俺様常務の甘い策略
「いい根性してるね。まあ頑張って」

何だ?

今、藤堂の目が一瞬だけ優しい目になったような気がしたのは気のせいだろうか。

ちらりと壁時計に目をやれば、午後七時過ぎ。

外もいつの間にか暗くなってて、いつも校庭で練習している野球部ももう片付けを始めている。

しまった……藤堂が先生に呼ばれて席を外している間、ずっと眠っていたらしい。一時間も寝てたのか。

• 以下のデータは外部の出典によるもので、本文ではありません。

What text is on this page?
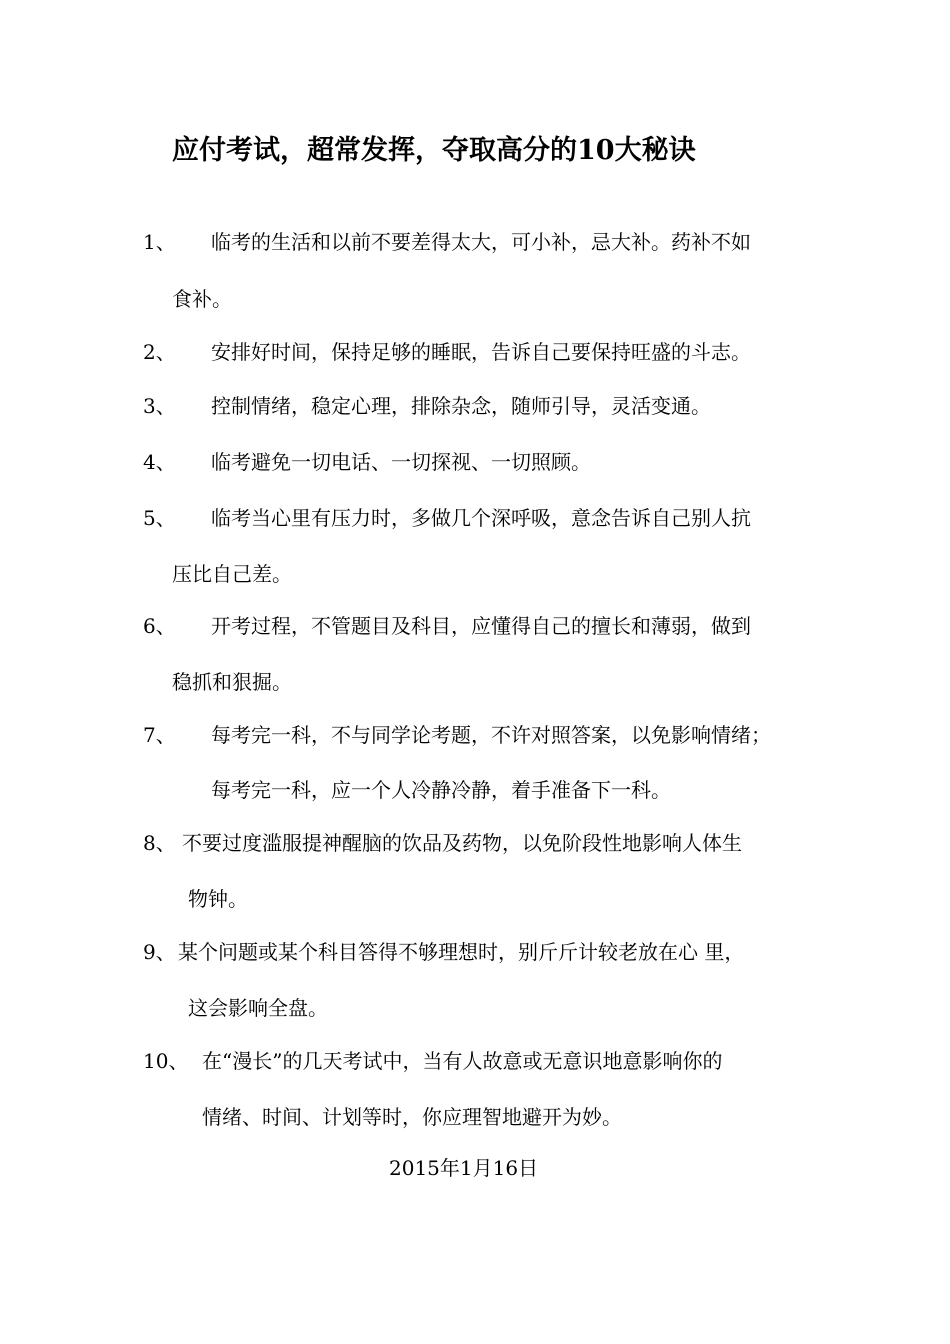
应付考试，超常发挥，夺取高分的10大秘诀
1、 临考的生活和以前不要差得太大，可小补，忌大补。药补不如
食补。
2、 安排好时间，保持足够的睡眠，告诉自己要保持旺盛的斗志。
3、 控制情绪，稳定心理，排除杂念，随师引导，灵活变通。
4、 临考避免一切电话、一切探视、一切照顾。
5、 临考当心里有压力时，多做几个深呼吸，意念告诉自己别人抗
压比自己差。
6、 开考过程，不管题目及科目，应懂得自己的擅长和薄弱，做到
稳抓和狠掘。
7、 每考完一科，不与同学论考题，不许对照答案，以免影响情绪；
每考完一科，应一个人冷静冷静，着手准备下一科。
8、 不要过度滥服提神醒脑的饮品及药物，以免阶段性地影响人体生
物钟。
9、 某个问题或某个科目答得不够理想时，别斤斤计较老放在心 里，
这会影响全盘。
10、 在“漫长”的几天考试中，当有人故意或无意识地意影响你的
情绪、时间、计划等时，你应理智地避开为妙。
2015年1月16日
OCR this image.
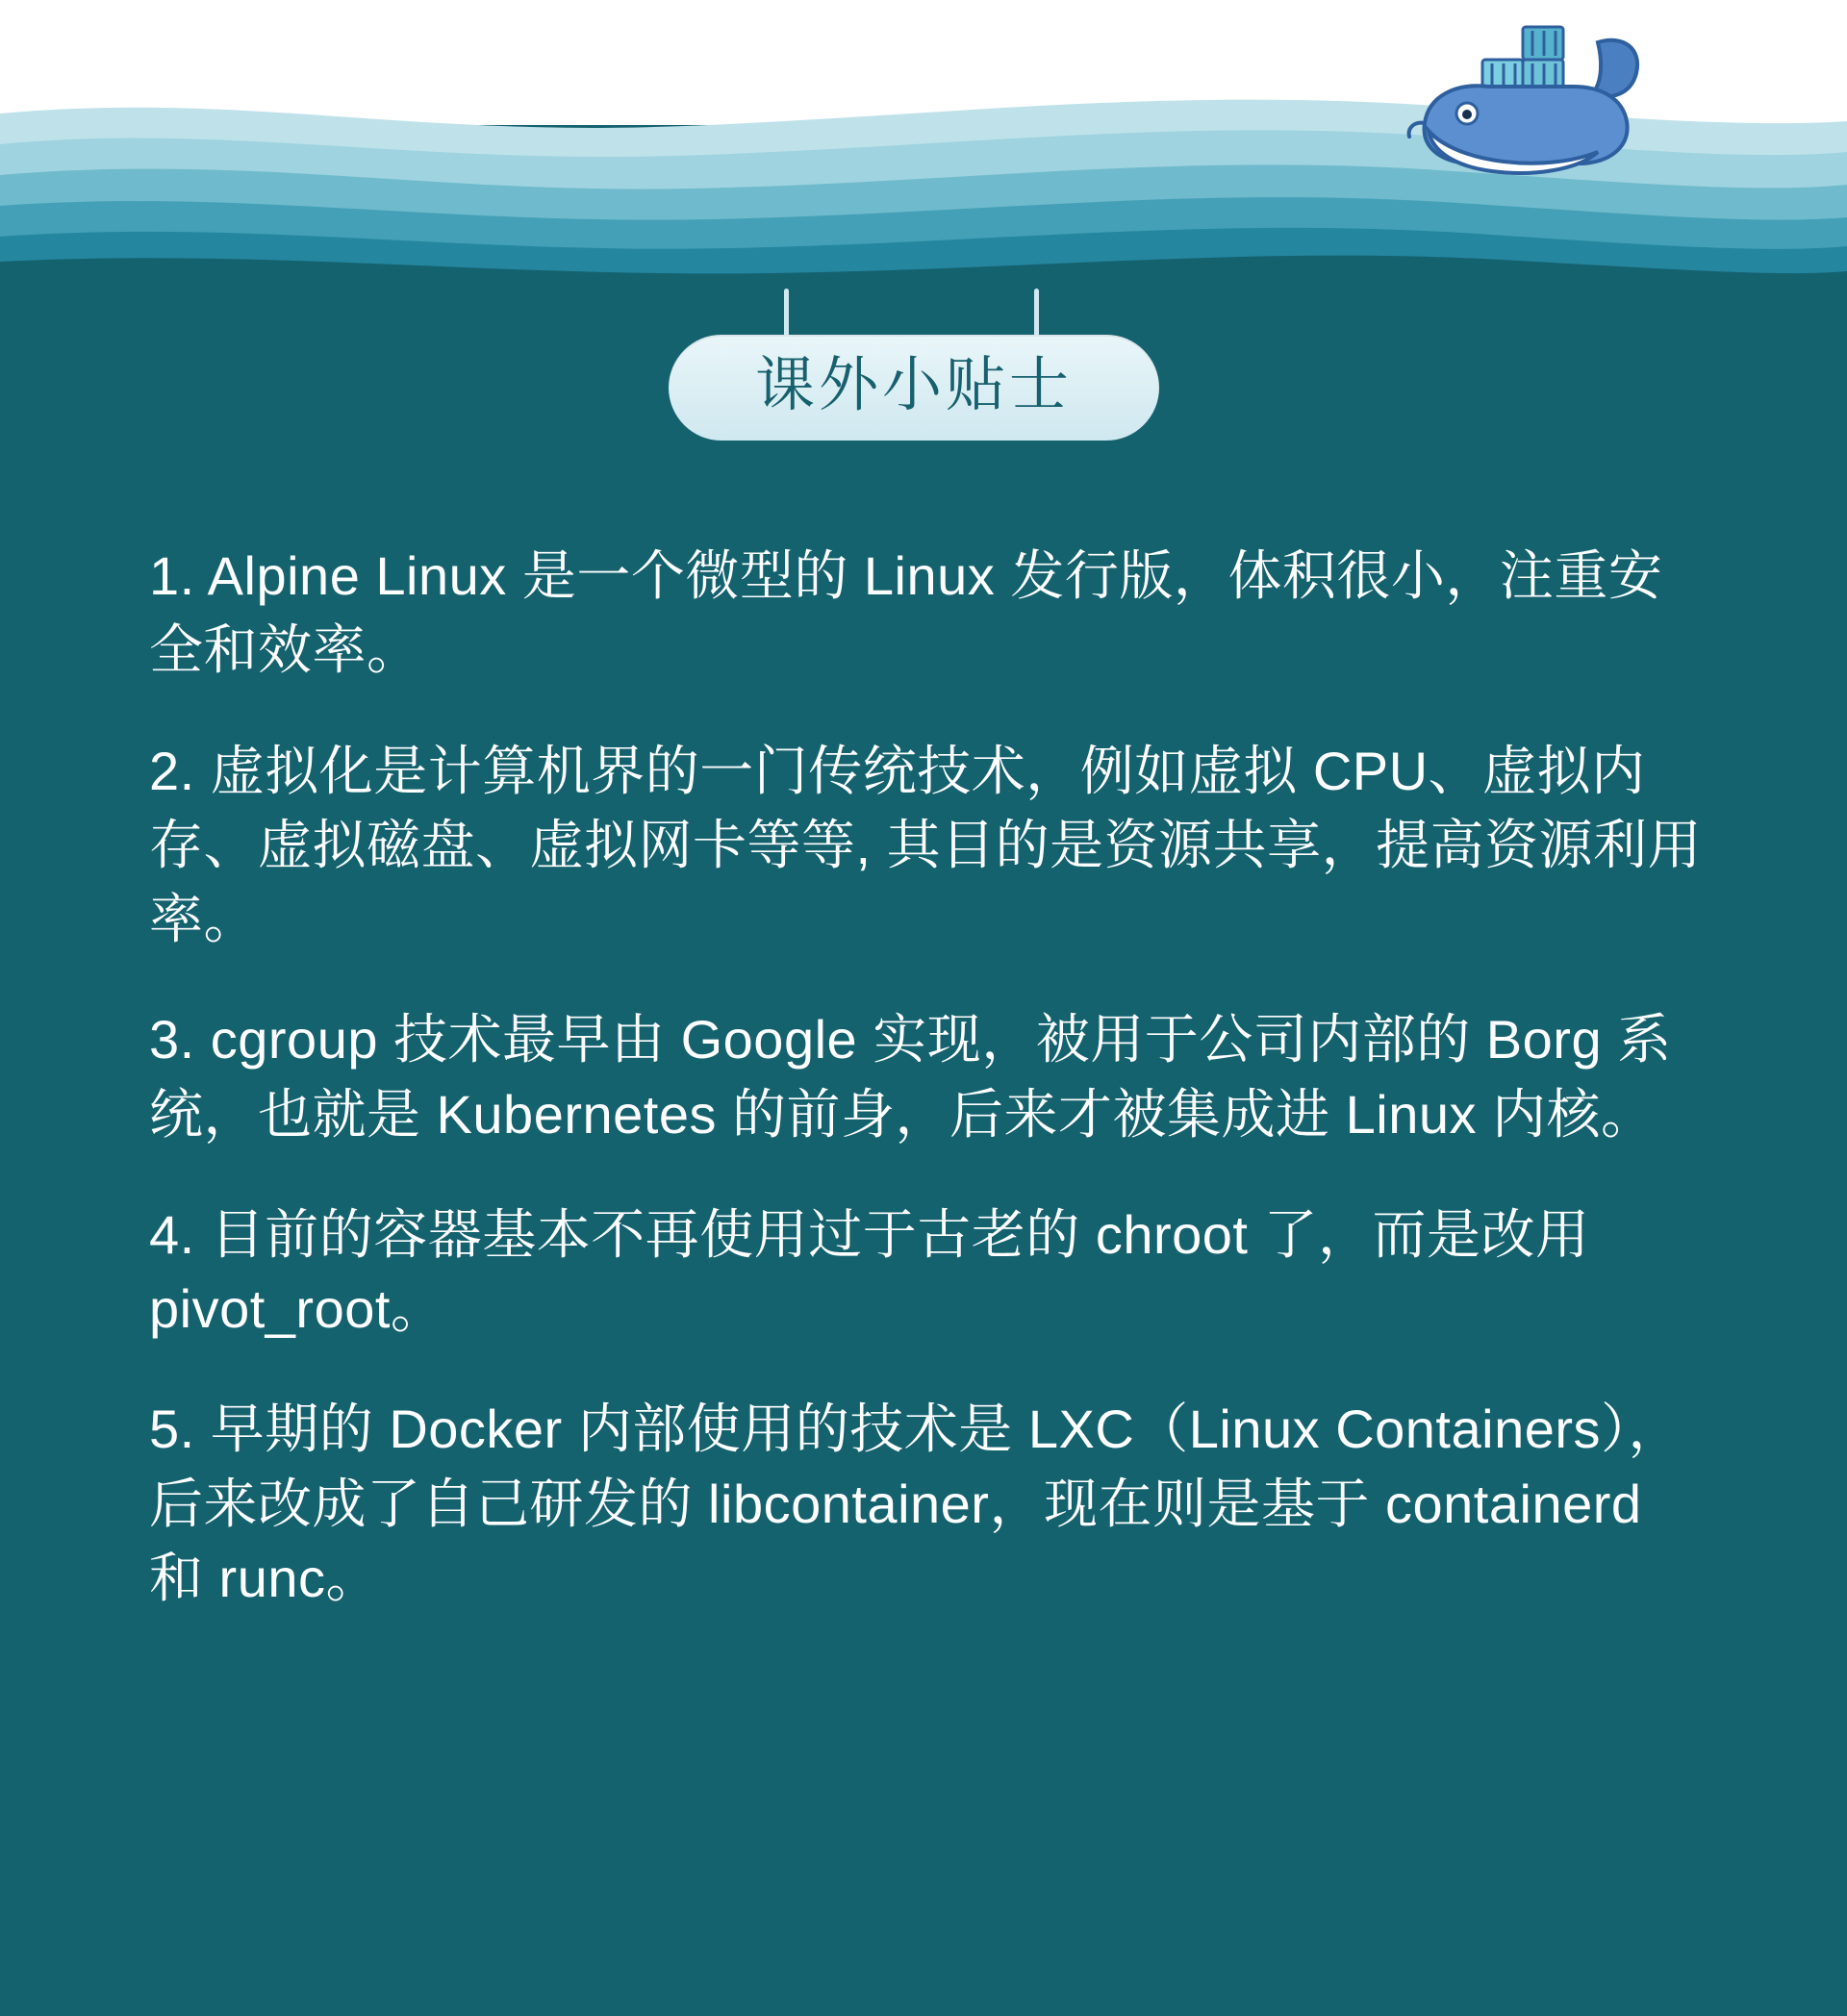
课外小贴士

1. Alpine Linux 是一个微型的 Linux 发行版，体积很小，注重安全和效率。

2. 虚拟化是计算机界的一门传统技术，例如虚拟 CPU、虚拟内存、虚拟磁盘、虚拟网卡等等, 其目的是资源共享，提高资源利用率。

3. cgroup 技术最早由 Google 实现，被用于公司内部的 Borg 系统，也就是 Kubernetes 的前身，后来才被集成进 Linux 内核。

4. 目前的容器基本不再使用过于古老的 chroot 了，而是改用 pivot_root。

5. 早期的 Docker 内部使用的技术是 LXC（Linux Containers），后来改成了自己研发的 libcontainer，现在则是基于 containerd 和 runc。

「それで、俺が席を外してから全然進んでないみたいだけど。まさかずっと寝てたなんて事はないよね?」

藤堂がうっすら口角を上げながら、私の目を覗き込む。

……わかってるなら聞くな。ほんと、性格悪いな。

「悪かったわね。今日寝不足なのよ。でも、早く帰らないと、寮の食事の時間も終わっちゃうんだけど……」

お腹が空いてきたし、食べないと持たない。

「素直に認めるのは潔いけど、それは秋月の問題。目の前にある仕事は全校生徒の問題なんだけどな。秋月なら優先順位くらいわかるよね?」

藤堂が嫌みったらしく言って、ニヤリとする。